We take Animal Welfare very seriously. All of our furs are from ranched animals, unless otherwise indicated. We do not use any fur from species listed under CITES, the Convention on International Trade in Endangered Species of Wild Fauna and Flora. All fur is sourced from countries which are parties to CITES and no fur is from endangered or threatened species. Our vision for MinkgLove.com is to not only bring pleasure to our customers, but also to work exclusively with fur from animals that were treated as humanely as those used for food production, such as leather from cows.
Bi-Products of the Fashion and Food Industries
MinkgLove.com hand selects furs based on quality of texture and touch and not only for their optical looks. For mink, chinchilla, sable, fox and coyote fur, this means we tailor our products from furs with minor optical flaws or from furs leftover from the fashion industry, which otherwise would have been discarded or left indefinitely in storage because the amount of fur is too little to make a fashion item. These bi-products from the fashion industry originate from Scandinavia, Russia, Canada, and the United States. Our skilled tailors turn these top quality remnants into fur plates so that any optical flaws are hidden. You can be assured that our fur still retains its luxurious feel and fashion quality looks through the ingenious stitching of our tailors. Rabbit and rex rabbit furs are bi-products from the food industry and come from China and Spain, where the rabbit meat is used for food consumption. No animals are killed just to make our products.
Certificates of Origin
MinkgLove.com uses furs from farms that act in conformance to international standards and laws. We are well aware that abusive practices exist and make a point to only use fur from regulated farms. We do not use furs that come from doubtful sources and work only with furriers that provide certificates of origin from fur farms. We are pleased to enclose a copy of the relevant certificate with your order, just ask at checkout.
Fur farmers have a vested interest in keeping their animals content so that the fur quality is plush and healthy. As anyone who raises animals knows, including pet owners, the condition of an animal's coat is a key indicator of its well being. Animals from regulated farms are fed a balanced nutritional diet to create top quality fur. Not only is their diet controlled but temperature and surroundings are all maintained to make sure the animal is kept healthy and inhumane condition.
Laws and Regulations
The American Veterinary Medical Association describes Animal Welfare as "... a human responsibility that encompasses all aspects of animal well-being, including proper housing, management, nutrition, disease prevention and treatment, responsible care, humane handling, and, when necessary, humane euthanasia." Allanimals raised for food, fur, and/or fiber should have their basic needs and experience no unnecessary suffering in providing for human needs.

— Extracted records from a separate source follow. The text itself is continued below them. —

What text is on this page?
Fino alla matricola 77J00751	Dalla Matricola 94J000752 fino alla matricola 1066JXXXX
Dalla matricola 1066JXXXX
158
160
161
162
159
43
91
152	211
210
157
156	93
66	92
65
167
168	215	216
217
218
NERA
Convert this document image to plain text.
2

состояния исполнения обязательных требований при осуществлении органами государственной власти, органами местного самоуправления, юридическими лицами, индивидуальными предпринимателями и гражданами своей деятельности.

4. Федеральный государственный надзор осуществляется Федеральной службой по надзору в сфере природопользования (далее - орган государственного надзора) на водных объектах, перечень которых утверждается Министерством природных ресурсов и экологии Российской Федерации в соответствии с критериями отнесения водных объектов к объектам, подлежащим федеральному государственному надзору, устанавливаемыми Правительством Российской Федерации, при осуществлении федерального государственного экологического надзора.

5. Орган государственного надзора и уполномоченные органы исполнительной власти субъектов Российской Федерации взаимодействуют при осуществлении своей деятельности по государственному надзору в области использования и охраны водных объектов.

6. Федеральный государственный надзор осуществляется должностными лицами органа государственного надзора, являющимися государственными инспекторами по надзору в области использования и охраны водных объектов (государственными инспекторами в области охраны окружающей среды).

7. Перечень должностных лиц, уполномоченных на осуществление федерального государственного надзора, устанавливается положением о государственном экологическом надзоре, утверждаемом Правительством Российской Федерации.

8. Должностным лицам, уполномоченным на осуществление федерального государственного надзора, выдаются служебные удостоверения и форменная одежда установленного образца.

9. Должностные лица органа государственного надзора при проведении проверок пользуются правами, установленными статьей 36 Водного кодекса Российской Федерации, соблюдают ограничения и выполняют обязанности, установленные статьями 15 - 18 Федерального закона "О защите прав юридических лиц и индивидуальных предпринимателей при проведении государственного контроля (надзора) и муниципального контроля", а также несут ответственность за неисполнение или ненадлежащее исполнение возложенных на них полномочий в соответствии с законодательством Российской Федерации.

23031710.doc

Fur farming is well regulated in the North America and the European Union (EU) at both the national and EU level to ensure the highest standards of care. EU Council Directive 98/58 covers the welfare of all farmed animals, including fur farmed animals. Directive 93/119 deals with the killing of fur and other farmed animals. Fur farming is also covered by the common market organization established by Regulation 827/68. The Council of Europe adopted a Recommendation in 1990, revised in 1999, to ensure the health and welfare of farmed fur animals. The text was developed with input from EU Member States, veterinarians, animal welfare groups and farmers’ organizations. The Recommendation serves as the base for legislation on fur farming at national level and contains provisions on housing, stockmanship and inspection, management, research, killing methods, and equipment. It is designed to ensure the health and welfare of the fur farmed species it covers, namely mink, polecat/ferret/fitch, red fox, arctic fox, coypu/nutria, chinchilla and finn raccoon. Its requirements have been included in the European Fur Breeders Association Code of Practice. In the United States and Canada, fur farmers follow strict Codes of Practice to conform to state and provincial laws as well as national animal welfare and other regulations.